Произведения крупной мемуарной формы (мемуары-хроника,
мемуары-роман) демонстрируют эволюцию образа автора. Движение рассказа от молодости к зрелости и старости показывает процесс формирования личности мемуариста, изменения в его мировоззрении, в творчестве. Эренбург на протяжении своей мемуарной
эпопеи предстает в разных ипостасях, на первый взгляд, исключающих друг друга, но в действительности раскрывающих многогранность его личности, активность и разносторонность самореализации:
революционер-подпольщик, начинающий литератор, представитель
парижской богемы, интеллигент на распутье после революции, известный писатель, советский журналист, общественный деятель, человек, во многом оппозиционный советскому официозу, художник,
подводящий итог полувековому пути человечества, пытающийся
извлечь уроки из прошлого. В первой книге воспоминаний («На берегах Невы») Одоевцева – молоденькая восторженная поэтесса.
Приобщаясь к миру литературы, она жадно впитывает все, что несут с собой знаменитые писатели. Годы, проведенные в эмиграции,
способствовали ее творческому росту, сделали представление о
литературной жизни и литераторах более глубоким, аналитическим.

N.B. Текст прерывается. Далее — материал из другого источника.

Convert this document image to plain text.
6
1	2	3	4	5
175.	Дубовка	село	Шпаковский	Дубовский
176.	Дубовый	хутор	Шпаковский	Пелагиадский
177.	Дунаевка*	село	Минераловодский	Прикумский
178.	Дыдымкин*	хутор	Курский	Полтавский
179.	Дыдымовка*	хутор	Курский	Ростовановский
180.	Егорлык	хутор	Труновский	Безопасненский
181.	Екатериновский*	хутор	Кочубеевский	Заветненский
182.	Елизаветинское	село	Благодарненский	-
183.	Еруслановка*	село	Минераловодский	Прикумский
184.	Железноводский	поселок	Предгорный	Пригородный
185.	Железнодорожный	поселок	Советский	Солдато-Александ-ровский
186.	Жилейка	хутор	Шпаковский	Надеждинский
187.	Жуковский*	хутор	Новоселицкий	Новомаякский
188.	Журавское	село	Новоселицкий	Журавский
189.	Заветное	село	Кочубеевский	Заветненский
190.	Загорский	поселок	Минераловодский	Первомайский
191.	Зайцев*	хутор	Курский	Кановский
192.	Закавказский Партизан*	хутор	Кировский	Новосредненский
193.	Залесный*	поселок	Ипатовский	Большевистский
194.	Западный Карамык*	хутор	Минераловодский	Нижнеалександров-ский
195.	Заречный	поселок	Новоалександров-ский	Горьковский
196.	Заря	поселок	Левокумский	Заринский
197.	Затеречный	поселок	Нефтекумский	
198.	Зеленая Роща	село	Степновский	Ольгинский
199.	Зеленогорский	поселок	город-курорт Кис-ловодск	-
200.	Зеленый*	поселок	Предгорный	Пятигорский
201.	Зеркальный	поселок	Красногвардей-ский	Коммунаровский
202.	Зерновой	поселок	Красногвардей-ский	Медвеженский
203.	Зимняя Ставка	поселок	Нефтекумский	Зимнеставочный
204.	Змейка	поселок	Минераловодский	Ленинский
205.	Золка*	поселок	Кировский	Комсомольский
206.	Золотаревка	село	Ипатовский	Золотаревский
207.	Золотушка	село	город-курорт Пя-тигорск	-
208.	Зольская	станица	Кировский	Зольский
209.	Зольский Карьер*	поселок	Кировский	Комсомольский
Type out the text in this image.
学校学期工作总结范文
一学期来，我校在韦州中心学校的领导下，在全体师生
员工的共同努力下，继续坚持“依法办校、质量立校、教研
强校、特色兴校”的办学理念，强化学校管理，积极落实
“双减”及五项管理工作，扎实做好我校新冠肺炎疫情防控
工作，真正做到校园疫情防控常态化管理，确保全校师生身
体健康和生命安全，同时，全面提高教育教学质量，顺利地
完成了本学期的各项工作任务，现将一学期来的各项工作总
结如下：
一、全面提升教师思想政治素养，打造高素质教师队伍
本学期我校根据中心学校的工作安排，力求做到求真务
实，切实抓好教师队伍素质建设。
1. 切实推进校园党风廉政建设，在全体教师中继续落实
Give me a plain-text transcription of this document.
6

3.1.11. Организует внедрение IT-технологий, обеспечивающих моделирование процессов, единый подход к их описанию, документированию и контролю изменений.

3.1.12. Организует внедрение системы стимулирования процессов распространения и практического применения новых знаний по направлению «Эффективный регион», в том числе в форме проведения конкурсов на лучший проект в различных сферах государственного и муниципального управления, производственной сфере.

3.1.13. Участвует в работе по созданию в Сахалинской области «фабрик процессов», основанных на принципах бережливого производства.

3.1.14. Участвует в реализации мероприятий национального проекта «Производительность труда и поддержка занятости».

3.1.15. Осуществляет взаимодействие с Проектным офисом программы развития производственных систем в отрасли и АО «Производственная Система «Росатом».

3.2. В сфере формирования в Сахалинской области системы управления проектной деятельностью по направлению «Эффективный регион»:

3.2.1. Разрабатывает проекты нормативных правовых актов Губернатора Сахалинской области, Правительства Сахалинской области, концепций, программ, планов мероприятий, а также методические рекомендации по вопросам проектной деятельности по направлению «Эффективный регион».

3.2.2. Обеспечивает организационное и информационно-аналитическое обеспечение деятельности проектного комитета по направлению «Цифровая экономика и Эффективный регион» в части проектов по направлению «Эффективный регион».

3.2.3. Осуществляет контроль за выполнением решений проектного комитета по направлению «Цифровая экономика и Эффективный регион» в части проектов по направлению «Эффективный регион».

Образ автора – объект психологического исследования. Одной
из задач мемуариста является познание себя в соотнесении с действительностью. «Мемуаристы, утверждая, что они беспристрастно
описывают эпоху, почти всегда описывают самих себя» [т. I, с. 470], –
отмечает Эренбург. «Я ни в кого никогда не могла заглянуть так внимательно и глубоко, как в самое себя. …Познай самого себя – это
всегда было фактом моей жизни…», – подчеркивает Берберова, попутно отмечая, что «воспоминания косвенно больше говорят о самом
авторе, чем о людях, о которых он вспоминает».
95
Степень автобиографизма варьируется: от развернутого рассказа о себе до отдельных замечаний автобиографического плана
(обычно в мемуарах-эссе, мемуарных зарисовках, в литературном
портрете), от откровенного самораскрытия до информации самого
общего характера. Это обусловлено как индивидуальностью писателя, так и общей установкой произведения – отразить в первую
очередь внешний мир или события собственной жизни, вбирающие
в себя исторически значимые моменты.
Авторский голос звучит в полную силу в комментариях, замечаниях, рассуждениях, составляющих значительную часть мемуарного текста. При их посредстве писатель выражает свое мнение о тех обстоятельствах, которые стали объектом воспоминаний,
о людях, с которыми сводила его судьба. Совокупность рассуждений проявляет особенности мировоззрения мемуариста, дает представление о его политических взглядах, этических принципах, отношении к литературе, искусству и т.д. Подобные формы авторского
«присутствия» в мемуарном произведении встречаются повсеместно, они обеспечивают контакт с читателем, который начинает видеть в мемуаристе не просто занимательного рассказчика, а приобщается к его духовному миру.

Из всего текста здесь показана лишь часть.